To her it was equivalent to saying that she had tricked him into sending men to be killed in order to please her. She despised herself for the way he confided in her; yet she had to go on keeping his confidence, returning a tender glance with one that held out hope. She learned not to shudder when he spoke of a loss of "only ten thousand." In order to rally herself when she grew faint-hearted to her task, she learned to picture the lines of his face hard-set with five-against-three brutality, while in comfort he ordered multitudes to death, and, in contrast, to recall the smile of Dellarme, who asked his soldiers to undergo no risk that he would not share. And after every success he would remark that he was so much nearer Engadir, that position of the main line of defence whose weakness she had revealed.
"Your Engadir!" he came to say. "Then we shall again profit by your information; that is, unless they have fortified since you received it."
"They haven't. They had already fortified!" she thought. She was always seeing the mockery of his words in the light of her own knowledge and her own part, which never quite escaped her consciousness. One chamber of her mind was acting for him; a second chamber was perfectly aware that the other was acting.
"One position more—the Twin Boulder Redoubt, it is called," he announced at last. "We shall not press hard in front. We shall drive in masses on either side and storm the flanks."
This she was telephoning to Lanstron a few minutes later and having, in return, all the news of the Browns. The sheer fascination of knowing what both sides were doing exerted its spell in keeping her to her part.
"They've lost four hundred thousand men now, Lanny," she said.
"And we only a hundred thousand. We're whittling them down," answered Lanstron.
"Whittling them down! What a ghastly expression!" she gasped. "You are as bad as Westerling and I am worse than either of you! I—I announced the four hundred thousand as if they were a score—a score in a game in our favor. I am helping, Lanny? All my sacrifice isn't for nothing?" she asked for the hundredth time.
"Immeasurably. You have saved us many lives!" he replied.
"And cost them many?" she asked.
"Yes, Marta, no doubt," he admitted; "but no more than they would have lost in the end. It is only the mounting up of their casualties that can end the war. Thus the lesson must be taught."
"And I can be of most help when the attack on the main defence is begun?"
"Yes."
"And when Westerling finds that my information is false about Engadir—then—"
She had never put the question to him in this way before. What would Westerling do if he found her out?
"My God, Marta!" he exclaimed. "If I'd had any sense I would have thought of that in the beginning and torn out the 'phone! I've been mad, mad with the one thought of the nation—inhuman in my greedy patriotism. I will not let you go any further!"
It was a new thing for her to be rallying him; yet this she did as the strange effect of his protest on the abnormal sensibilities that her acting had developed.

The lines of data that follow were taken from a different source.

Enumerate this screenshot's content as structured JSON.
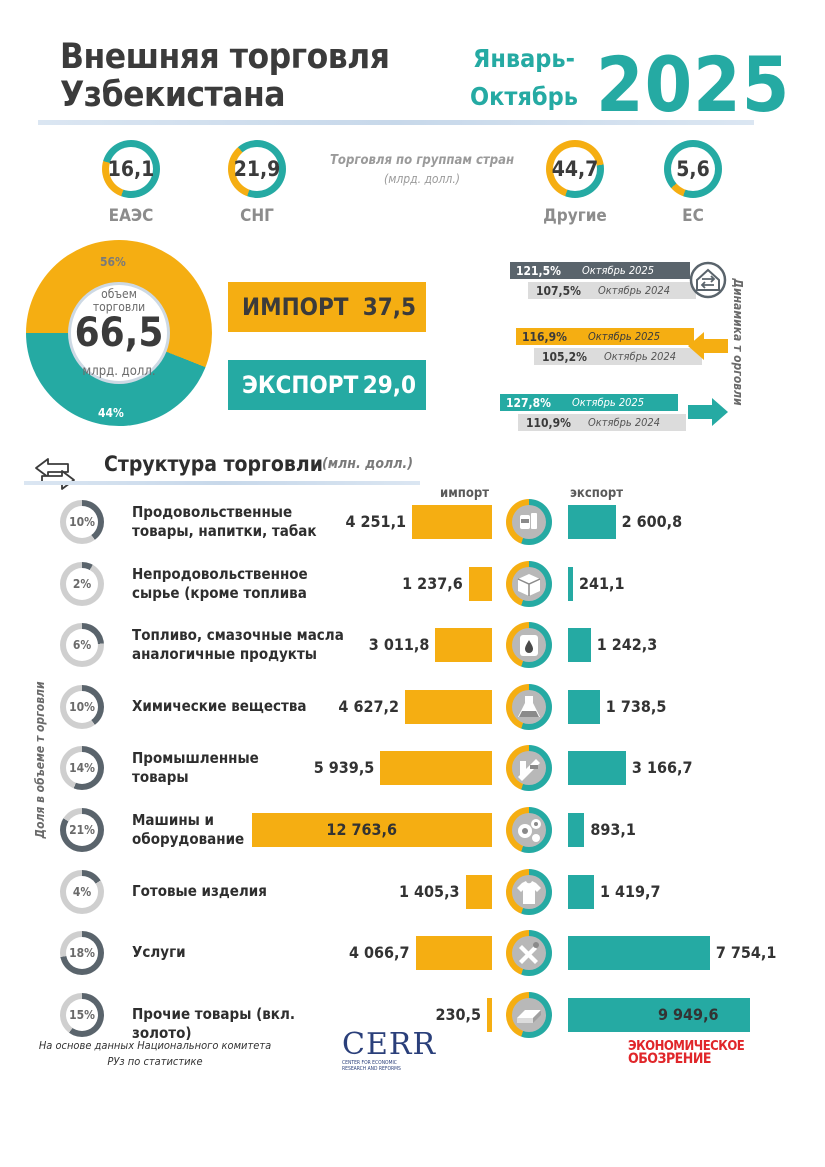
{
  "header": {
    "title_line1": "Внешняя торговля",
    "title_line2": "Узбекистана",
    "period_line1": "Январь-",
    "period_line2": "Октябрь",
    "year": "2025"
  },
  "country_groups": {
    "title": "Торговля по группам стран",
    "unit": "(млрд. долл.)",
    "items": [
      {
        "label": "ЕАЭС",
        "value": "16,1",
        "share": 0.24
      },
      {
        "label": "СНГ",
        "value": "21,9",
        "share": 0.33
      },
      {
        "label": "Другие",
        "value": "44,7",
        "share": 0.67
      },
      {
        "label": "ЕС",
        "value": "5,6",
        "share": 0.08
      }
    ]
  },
  "volume": {
    "caption_line1": "объем",
    "caption_line2": "торговли",
    "value": "66,5",
    "unit": "млрд. долл.",
    "import_share_label": "56%",
    "export_share_label": "44%",
    "import_share": 56,
    "export_share": 44,
    "import_label": "ИМПОРТ",
    "import_value": "37,5",
    "export_label": "ЭКСПОРТ",
    "export_value": "29,0"
  },
  "dynamics": {
    "side_title": "Динамика т орговли",
    "groups": [
      {
        "kind": "total",
        "current_value": "121,5%",
        "current_period": "Октябрь 2025",
        "previous_value": "107,5%",
        "previous_period": "Октябрь 2024"
      },
      {
        "kind": "import",
        "current_value": "116,9%",
        "current_period": "Октябрь 2025",
        "previous_value": "105,2%",
        "previous_period": "Октябрь 2024"
      },
      {
        "kind": "export",
        "current_value": "127,8%",
        "current_period": "Октябрь 2025",
        "previous_value": "110,9%",
        "previous_period": "Октябрь 2024"
      }
    ]
  },
  "structure": {
    "title": "Структура торговли",
    "unit": "(млн. долл.)",
    "import_header": "импорт",
    "export_header": "экспорт",
    "share_axis_label": "Доля в объеме т орговли"
  },
  "chart_data": {
    "type": "bar",
    "categories": [
      "Продовольственные товары, напитки, табак",
      "Непродовольственное сырье (кроме топлива",
      "Топливо, смазочные масла аналогичные продукты",
      "Химические вещества",
      "Промышленные товары",
      "Машины и оборудование",
      "Готовые изделия",
      "Услуги",
      "Прочие товары (вкл. золото)"
    ],
    "series": [
      {
        "name": "импорт",
        "values": [
          4251.1,
          1237.6,
          3011.8,
          4627.2,
          5939.5,
          12763.6,
          1405.3,
          4066.7,
          230.5
        ]
      },
      {
        "name": "экспорт",
        "values": [
          2600.8,
          241.1,
          1242.3,
          1738.5,
          3166.7,
          893.1,
          1419.7,
          7754.1,
          9949.6
        ]
      }
    ],
    "shares": [
      10,
      2,
      6,
      10,
      14,
      21,
      4,
      18,
      15
    ],
    "rows": [
      {
        "line1": "Продовольственные",
        "line2": "товары, напитки, табак",
        "share_label": "10%",
        "import_label": "4 251,1",
        "export_label": "2 600,8",
        "icon": "food-icon"
      },
      {
        "line1": "Непродовольственное",
        "line2": "сырье (кроме топлива",
        "share_label": "2%",
        "import_label": "1 237,6",
        "export_label": "241,1",
        "icon": "box-icon"
      },
      {
        "line1": "Топливо, смазочные масла",
        "line2": "аналогичные продукты",
        "share_label": "6%",
        "import_label": "3 011,8",
        "export_label": "1 242,3",
        "icon": "oil-barrel-icon"
      },
      {
        "line1": "Химические вещества",
        "line2": "",
        "share_label": "10%",
        "import_label": "4 627,2",
        "export_label": "1 738,5",
        "icon": "flask-icon"
      },
      {
        "line1": "Промышленные",
        "line2": "товары",
        "share_label": "14%",
        "import_label": "5 939,5",
        "export_label": "3 166,7",
        "icon": "steel-beam-icon"
      },
      {
        "line1": "Машины и",
        "line2": "оборудование",
        "share_label": "21%",
        "import_label": "12 763,6",
        "export_label": "893,1",
        "icon": "gears-icon"
      },
      {
        "line1": "Готовые изделия",
        "line2": "",
        "share_label": "4%",
        "import_label": "1 405,3",
        "export_label": "1 419,7",
        "icon": "tshirt-icon"
      },
      {
        "line1": "Услуги",
        "line2": "",
        "share_label": "18%",
        "import_label": "4 066,7",
        "export_label": "7 754,1",
        "icon": "tools-icon"
      },
      {
        "line1": "Прочие товары (вкл. золото)",
        "line2": "",
        "share_label": "15%",
        "import_label": "230,5",
        "export_label": "9 949,6",
        "icon": "gold-bars-icon"
      }
    ]
  },
  "colors": {
    "import": "#f5ae12",
    "export": "#25aaa3",
    "dark": "#5a646c",
    "grey": "#c4c4c4"
  },
  "footer": {
    "source_line1": "На основе данных Национального комитета",
    "source_line2": "РУз по статистике",
    "cerr_logo": "CERR",
    "cerr_sub_line1": "CENTER FOR ECONOMIC",
    "cerr_sub_line2": "RESEARCH AND REFORMS",
    "eo_line1": "ЭКОНОМИЧЕСКОЕ",
    "eo_line2": "ОБОЗРЕНИЕ"
  }
}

"Thinking of me—little me!" she called back. "Of one person's comfort when hundreds of thousands of other women are in terror; when the destiny of millions is at stake! Lanny, you are in a blue funk!" and she was laughing forcedly and hectically. "I'm going on—going on like one in a trance who can't stop if he would. It's all right, Lanny. I undertook the task myself. I must see it through!"
After she had hung up the receiver her buoyancy vanished. She leaned against the wall of the tunnel weakly. Yes, what if she were found out? She was thinking of the possibility seriously for the first time. Yet, for only a moment did she dwell upon it before she dismissed it in sudden reaction.
"No matter what they do to me or what becomes of me!" she thought. "I'm a lost soul, anyway. The thing is to serve as long as I can—and then I don't care!"